For the first half of the twentieth century, Texas literature, culture, and folklore were dominated by J. Frank Dobie, the man Lon Tinkle called "Mr. Texas." Dobie's Texas was a land of exuberance and romance, a time when Texas was proud of itself and not loath to let the world know it.
But the culture of the state changed in the 1960s, and the figure who replaced Dobie as the dominant Texas writer and literary icon was Larry McMurtry. The Texas of Larry McMurtry is a far different landscape. The old certainties were replaced by irony and cultural revolution. The high, wide, and handsome posture of Texans was muted by politics, student unrest, and war. In the first two essays in this volume--"The Age of Dobie" and "The Age of McMurtry"--James Ward Lee places the writers, the politicians, and the cultural leaders in the context of each age.
Subsequent chapters discuss writers and trends in Texas literature. Lee discusses long-standing arguments about Texas literature and surveys bodies of work that have had an impact on it.

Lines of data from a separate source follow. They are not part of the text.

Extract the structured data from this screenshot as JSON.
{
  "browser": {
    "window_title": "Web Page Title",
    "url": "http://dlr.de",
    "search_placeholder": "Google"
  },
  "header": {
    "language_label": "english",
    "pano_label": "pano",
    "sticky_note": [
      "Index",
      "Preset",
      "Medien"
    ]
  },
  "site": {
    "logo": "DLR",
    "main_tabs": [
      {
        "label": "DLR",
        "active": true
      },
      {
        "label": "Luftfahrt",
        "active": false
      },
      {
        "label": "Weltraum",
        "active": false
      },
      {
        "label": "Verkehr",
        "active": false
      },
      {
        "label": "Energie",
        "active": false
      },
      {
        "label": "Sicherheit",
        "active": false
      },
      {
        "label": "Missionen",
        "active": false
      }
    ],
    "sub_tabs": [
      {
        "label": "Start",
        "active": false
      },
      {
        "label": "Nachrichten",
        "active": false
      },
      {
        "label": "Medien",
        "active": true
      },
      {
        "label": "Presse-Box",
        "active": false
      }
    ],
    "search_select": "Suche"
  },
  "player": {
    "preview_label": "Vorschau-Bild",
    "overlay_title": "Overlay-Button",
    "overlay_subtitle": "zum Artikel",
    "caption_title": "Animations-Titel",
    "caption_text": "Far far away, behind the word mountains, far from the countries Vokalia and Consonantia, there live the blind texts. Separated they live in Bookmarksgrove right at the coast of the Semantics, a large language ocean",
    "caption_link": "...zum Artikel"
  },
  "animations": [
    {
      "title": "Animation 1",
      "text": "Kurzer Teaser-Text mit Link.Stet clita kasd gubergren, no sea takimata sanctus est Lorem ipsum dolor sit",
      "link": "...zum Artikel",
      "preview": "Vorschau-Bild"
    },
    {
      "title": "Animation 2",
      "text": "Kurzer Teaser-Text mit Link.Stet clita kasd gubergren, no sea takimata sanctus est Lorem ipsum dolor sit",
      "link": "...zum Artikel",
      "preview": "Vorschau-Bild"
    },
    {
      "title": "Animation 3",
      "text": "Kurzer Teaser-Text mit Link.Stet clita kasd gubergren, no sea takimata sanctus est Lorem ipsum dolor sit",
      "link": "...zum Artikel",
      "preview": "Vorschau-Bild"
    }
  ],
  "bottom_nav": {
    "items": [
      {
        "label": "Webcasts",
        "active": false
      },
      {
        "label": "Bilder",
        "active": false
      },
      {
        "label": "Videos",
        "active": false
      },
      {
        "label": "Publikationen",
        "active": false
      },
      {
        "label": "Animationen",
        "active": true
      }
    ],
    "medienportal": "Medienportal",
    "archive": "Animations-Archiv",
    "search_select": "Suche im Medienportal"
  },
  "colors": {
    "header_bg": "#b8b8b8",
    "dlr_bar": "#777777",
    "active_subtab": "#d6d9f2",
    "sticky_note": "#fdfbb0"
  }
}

Another part of the book looks at Texas folklore and culture. "The Uses of Folklore," "The Folkways of the Arklatex," "Texas: Land of Legends and Myths," and "The Texas Sidekick" all study the way Texans live and work and see the world.
The final section of the book is made up of some personal essays by a man whose ideas and attitudes are sometimes odd but always humorous. Lee writes of the life he has led in Texas as a college professor and takes a backward look at his life from boyhood to service in the U.S. Navy.